I.
▪︎▪︎▪︎
Hari ini dia sibuk sekali. Sejak jam 8 pagi dia sudah berada di kampus untuk mengajar mata kuliah Virologi pada mahasiswa kedokteran semester 4, lalu dilanjutkan praktek di rumah sakit akademi milik universitas yang tepat berada di seberang kampus hingga sore hari.
Dia pikir jam 4 sore ini dia bisa langsung pulang ke rumah begitu pasien terakhirnya selesai ditangani. Nyatanya perawat yang mendampinginya buru-buru kembali masuk ke ruangannya dengan wajah panik dan mengatakan kalau dia harus mengikuti kegiatan di ruang auditorium rumah sakit.
"Kenapa harus aku?" Protesnya kesal sambil melepas sneli miliknya dan menyampirkannya asal ke kepala kursi.

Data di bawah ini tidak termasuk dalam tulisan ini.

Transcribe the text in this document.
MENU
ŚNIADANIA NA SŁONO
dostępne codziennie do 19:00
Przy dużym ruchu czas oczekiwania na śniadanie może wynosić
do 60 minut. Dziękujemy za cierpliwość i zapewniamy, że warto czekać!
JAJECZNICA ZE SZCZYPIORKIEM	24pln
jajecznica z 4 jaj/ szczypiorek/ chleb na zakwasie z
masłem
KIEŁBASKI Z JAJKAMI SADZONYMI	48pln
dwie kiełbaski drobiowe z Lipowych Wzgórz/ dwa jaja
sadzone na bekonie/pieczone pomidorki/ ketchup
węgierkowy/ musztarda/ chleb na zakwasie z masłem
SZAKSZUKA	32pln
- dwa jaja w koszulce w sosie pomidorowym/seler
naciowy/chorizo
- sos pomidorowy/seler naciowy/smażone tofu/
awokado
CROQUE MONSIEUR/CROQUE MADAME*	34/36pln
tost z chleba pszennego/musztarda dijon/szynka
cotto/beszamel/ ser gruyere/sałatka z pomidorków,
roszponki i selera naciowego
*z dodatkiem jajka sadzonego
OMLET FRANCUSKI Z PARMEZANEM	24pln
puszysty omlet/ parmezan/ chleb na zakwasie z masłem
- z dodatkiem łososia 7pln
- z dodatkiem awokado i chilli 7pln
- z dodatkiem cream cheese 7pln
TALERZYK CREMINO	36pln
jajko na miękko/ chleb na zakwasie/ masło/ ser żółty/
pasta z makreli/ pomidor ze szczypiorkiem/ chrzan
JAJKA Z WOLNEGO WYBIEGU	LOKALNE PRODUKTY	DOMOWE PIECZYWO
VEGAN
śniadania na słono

"Maaf, Dokter Haruno. Saya juga kurang tahu. Pemberitahuan mendadak. Direktur mengumpulkan seluruh dokter yang telah selesai bertugas hari ini untuk menemui rekan bisnis rumah sakit." Jelas perawat itu panjang lebar. Wanita berusia di akhir 30 tahun itu terlihat tak nyaman menatap ke wajah Sakura yang kesal.
"Haaahh...." Sakura mendesah. Dia menarik snelinya lagi lalu berjalan cepat keluar ruangan. "Kau pulang saja kalau sudah tidak ada jadwal." Perintahnya pada sang perawat yang mengekor di belakangnya.
Tanpa menunggu jawaban dari si perawat, Sakura berjalan cepat menuju lift. Ruang auditorium ada di lantai 7. Memang tidak terlalu jauh, namun sekarang hanya tinggal lima menit menuju pukul setengah lima.
Sekali lagi dia kehilangan waktu istirahatnya yang sangat langka dan berharga.
***
Ketika tiba di auditorium, dirinya bertemu para dokter lain yang juga berwajah kelelahan plus kesal. Dia menyapa beberapa dokter yang dia kenal dekat dan menganggukkan kepala pada wajah-wajah asing yang berpapasan dengannya.
Begitu di dalam, Sakura memutuskan untuk duduk di bangku belakang. Dia sedang tidak ingin mendengar ceramah basa-basi seputar kesuksesan rumah sakit dan kontribusi besar dari universitas melalui fakultas. Saat ini dia hanya sedang ingin tidur. Setidaknya dengan duduk di bangku belakang yang cukup jauh dari panggung maka dirinya bisa mencuri-curi waktu untuk terlelap.
Benar saja, dia berhasil tidur sebentar selama direktur rumah sakit memberi kata sambutan yang penuh dengan jilatan. Dokter yang duduk di sebelahnya menyikut pelan tangannya begitu direktur kembali duduk dan kini seorang pria muda berdiri mengambil posisinya di mimbar.
Dari tempatnya duduk, wajah pria itu tidak terlalu jelas terlihat. Namun sepertinya dia tampan dan rasanya sangat mirip seseorang.
"Siapa?" Tanyanya pada koleganya.
"Uchiha Sasuke dari perusahaan obat Uchiha Pharmacy." Jawab dokter wanita itu dengan mata berbinar. "Kau tahu dia kan? Cucu Uchiha Madara. Pemilik Uchiha Pharmacy yang terkenal itu. Dia muda, tampan, dan kuharap masih single."
Sakura meneguk ludah dan merutuki diri sendiri. Seharusnya dari awal dia tidak tidur. Seharusnya dia lebih peka dengan melihat layar besar di auditorium yang terang-terangan menampilkan nama Uchiha Sasuke dan Uchiha Pharmacy di sana. Astaga! Bahkan ada wajah Sasuke yang jelas terlihat di layar. Menampilkan sosoknya yang memang rupawan.
"Kau kenapa Dokter Haruno?" Koleganya bertanya saat Sakura tak kunjung bicara dan malah mengerjap-ngerjapkan mata.
"Tidak apa-apa. Aku baik-baik saja."
"Ah... kau pasti terpesona pada Tuan Uchiha kan?" Dokter wanita itu tertawa sampai pipinya bersemu merah.
Sakura hanya mampu tertawa tak nyaman. Harus dia akui bahwa dia memang terpesona. Tapi itu sudah lama terjadi.